Creating multiple dense layers without activation is not going to give your function any more flexibility since it then is just an affine transform, but it will add a bunch of extra parameters which slows down learning in most cases. I would either have the single layer with Dense(100, 1, tanh) or put some activations in the intermediate layers.
Removing the relu from the critic seems reasonable, otherwise you might randomly get zero gradients depending on the initialization and data. If you make larger updates with more data it could maybe be more okay to keep it since then it is more plausible that some of the data will still generate a positive output and thus lead to some gradient.

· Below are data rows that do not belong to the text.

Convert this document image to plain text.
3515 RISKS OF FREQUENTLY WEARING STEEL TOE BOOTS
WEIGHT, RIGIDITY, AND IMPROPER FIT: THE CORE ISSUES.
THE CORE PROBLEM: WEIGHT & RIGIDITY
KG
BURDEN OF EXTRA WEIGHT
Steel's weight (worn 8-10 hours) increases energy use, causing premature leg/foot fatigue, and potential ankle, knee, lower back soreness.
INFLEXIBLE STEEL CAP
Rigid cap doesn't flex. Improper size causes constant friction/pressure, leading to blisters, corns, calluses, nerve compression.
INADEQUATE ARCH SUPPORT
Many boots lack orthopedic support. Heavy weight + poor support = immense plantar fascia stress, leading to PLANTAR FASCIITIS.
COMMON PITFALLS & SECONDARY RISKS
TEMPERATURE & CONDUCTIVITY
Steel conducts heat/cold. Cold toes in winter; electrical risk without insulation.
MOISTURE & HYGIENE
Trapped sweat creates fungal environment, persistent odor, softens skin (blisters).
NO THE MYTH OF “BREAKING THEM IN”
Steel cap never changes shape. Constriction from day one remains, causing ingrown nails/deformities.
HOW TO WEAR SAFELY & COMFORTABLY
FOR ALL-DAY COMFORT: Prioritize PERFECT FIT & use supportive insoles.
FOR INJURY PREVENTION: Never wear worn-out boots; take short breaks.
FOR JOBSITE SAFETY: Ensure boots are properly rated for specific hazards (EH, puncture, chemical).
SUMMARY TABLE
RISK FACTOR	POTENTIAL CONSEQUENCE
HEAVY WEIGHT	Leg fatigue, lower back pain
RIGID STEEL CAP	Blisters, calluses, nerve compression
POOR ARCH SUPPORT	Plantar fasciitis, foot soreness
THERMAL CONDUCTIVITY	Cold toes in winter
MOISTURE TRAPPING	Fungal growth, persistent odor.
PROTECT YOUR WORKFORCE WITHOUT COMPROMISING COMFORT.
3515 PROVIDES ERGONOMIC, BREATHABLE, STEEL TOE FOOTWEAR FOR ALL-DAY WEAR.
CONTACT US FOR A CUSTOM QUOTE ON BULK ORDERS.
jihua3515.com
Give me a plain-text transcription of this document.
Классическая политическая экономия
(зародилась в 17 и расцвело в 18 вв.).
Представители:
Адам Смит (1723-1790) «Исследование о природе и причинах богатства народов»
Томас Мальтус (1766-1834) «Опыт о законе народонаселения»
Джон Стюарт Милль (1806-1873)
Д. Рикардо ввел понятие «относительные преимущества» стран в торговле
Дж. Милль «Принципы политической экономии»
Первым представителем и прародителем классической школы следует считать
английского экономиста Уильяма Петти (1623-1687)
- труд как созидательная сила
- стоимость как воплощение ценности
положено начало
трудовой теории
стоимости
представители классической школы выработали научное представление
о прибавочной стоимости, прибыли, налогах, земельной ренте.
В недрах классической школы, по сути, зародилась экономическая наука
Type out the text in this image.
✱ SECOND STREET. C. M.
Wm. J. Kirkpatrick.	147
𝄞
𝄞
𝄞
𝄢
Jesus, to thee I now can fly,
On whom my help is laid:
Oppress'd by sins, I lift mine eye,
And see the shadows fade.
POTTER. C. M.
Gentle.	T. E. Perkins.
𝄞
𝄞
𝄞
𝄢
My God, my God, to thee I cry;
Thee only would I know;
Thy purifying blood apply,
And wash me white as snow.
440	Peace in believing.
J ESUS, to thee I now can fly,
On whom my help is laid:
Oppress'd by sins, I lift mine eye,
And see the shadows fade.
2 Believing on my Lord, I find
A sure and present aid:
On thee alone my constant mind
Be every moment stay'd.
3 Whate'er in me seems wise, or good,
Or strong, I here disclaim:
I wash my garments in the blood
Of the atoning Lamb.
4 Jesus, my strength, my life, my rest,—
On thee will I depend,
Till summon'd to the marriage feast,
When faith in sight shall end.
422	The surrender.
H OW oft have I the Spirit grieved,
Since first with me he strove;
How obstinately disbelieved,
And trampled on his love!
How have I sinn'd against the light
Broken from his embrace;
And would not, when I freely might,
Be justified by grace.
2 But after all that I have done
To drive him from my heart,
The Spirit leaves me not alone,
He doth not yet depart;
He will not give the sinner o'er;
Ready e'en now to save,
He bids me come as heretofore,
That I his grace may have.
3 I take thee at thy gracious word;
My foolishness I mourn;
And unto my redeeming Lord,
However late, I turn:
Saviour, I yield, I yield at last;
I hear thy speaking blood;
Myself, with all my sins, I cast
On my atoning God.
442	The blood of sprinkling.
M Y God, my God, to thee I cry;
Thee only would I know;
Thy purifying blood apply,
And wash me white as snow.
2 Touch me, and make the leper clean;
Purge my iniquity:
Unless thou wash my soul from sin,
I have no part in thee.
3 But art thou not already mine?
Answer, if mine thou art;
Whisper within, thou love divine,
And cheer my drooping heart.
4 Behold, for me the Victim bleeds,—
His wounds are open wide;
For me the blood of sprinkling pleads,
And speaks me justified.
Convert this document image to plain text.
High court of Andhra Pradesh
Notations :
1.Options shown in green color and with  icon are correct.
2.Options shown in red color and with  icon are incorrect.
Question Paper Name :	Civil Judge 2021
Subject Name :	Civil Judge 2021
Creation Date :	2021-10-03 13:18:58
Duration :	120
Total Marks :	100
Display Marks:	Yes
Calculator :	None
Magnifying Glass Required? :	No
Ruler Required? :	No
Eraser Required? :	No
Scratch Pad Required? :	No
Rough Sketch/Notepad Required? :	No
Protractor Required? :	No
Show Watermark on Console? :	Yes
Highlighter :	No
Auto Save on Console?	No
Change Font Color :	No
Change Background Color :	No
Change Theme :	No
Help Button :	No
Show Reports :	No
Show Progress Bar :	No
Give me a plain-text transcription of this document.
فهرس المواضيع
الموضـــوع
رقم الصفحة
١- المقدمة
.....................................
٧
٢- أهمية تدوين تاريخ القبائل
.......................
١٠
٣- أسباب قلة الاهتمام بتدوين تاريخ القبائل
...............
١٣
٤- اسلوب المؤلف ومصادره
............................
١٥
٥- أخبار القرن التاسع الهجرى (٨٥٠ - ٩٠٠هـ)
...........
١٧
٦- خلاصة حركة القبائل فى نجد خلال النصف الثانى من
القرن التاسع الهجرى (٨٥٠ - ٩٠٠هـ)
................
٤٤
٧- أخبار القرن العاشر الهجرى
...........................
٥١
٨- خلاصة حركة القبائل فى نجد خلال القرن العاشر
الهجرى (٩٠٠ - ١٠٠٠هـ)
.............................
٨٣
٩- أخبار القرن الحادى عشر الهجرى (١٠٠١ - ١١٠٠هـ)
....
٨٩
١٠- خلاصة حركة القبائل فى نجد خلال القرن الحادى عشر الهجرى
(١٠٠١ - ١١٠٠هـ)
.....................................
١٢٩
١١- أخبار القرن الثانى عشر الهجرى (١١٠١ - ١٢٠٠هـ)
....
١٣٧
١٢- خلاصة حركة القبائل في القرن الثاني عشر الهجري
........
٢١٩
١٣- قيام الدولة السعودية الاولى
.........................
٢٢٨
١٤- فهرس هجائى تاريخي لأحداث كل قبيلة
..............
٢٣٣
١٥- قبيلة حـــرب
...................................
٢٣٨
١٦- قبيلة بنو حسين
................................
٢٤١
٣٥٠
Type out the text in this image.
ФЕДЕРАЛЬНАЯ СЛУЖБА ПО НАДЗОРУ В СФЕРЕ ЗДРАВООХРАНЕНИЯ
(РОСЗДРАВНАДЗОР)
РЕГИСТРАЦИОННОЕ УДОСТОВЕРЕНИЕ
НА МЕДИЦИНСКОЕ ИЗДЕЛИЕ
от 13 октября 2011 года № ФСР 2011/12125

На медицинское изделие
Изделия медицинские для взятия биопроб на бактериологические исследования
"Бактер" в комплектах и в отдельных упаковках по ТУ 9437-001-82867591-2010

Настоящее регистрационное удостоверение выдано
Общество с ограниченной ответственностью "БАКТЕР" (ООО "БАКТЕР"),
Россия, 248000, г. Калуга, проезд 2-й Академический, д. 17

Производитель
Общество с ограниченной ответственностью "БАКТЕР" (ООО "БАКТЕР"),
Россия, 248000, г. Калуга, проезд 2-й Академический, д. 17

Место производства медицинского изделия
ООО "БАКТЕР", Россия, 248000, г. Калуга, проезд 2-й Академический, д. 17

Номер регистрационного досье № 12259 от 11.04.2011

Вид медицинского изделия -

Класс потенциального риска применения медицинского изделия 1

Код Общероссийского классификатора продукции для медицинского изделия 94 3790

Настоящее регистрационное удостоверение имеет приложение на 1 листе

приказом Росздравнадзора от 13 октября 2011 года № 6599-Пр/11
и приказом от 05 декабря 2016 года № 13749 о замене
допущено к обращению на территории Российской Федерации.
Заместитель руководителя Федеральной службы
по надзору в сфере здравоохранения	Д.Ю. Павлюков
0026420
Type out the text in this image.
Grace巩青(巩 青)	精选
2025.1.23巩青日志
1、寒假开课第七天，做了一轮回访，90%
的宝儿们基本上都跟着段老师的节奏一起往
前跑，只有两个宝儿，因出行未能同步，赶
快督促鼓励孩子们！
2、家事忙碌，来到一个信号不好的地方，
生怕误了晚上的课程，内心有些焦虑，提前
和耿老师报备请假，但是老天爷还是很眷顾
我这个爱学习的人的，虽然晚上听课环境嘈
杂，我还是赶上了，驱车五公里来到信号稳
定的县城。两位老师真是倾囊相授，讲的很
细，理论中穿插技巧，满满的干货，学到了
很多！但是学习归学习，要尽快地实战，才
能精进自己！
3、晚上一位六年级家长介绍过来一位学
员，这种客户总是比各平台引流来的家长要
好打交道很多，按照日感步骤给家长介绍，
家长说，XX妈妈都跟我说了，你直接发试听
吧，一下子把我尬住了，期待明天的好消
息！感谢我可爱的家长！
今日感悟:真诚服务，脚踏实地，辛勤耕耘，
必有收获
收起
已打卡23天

It also seems the actor has a similar problem, when I ran it and checked the value in s1 it was -1, indicating it is really negative before the tanh and thus will have a very small gradient, and checking the gradient of the action w.r.t. the parameters then really seem to be 0 or very close at least. Testing the gradients with some random number gives non-zero values.
Thanks for the detailed explanation. I did try out your suggestions like adding relu to the layers. However what I am noticing is having no tanh in the final layer does update the network in my case.
What I unable to understand is the code snippet in your answer. If the actor’s network design you are taking remains the same why is it able to update in your case. Did you change anything else?
Also one more thing i notice is that upon running update function more than once the param values seem to remain the same. I guess it might be possible that the network does not change much after the first train!.
Yes, that is what I mentioned that the gradient vanishes thanks to the tanh, so removing it could be one option if it is not needed for your specific problem.
Because of the random initialization of the network, I got gradients in one case, but not in the other case. This is an effect of combining tanh with a single datapoint, so if that single datapoint happen to generate a large (negative or positive) value through the net, tanh will generate 0 as gradient.
I think you pretty much have a implementation that should work, just that the single datapoint causes problems in random cases for you, so if you train on batches of data instead it should hopefully do better.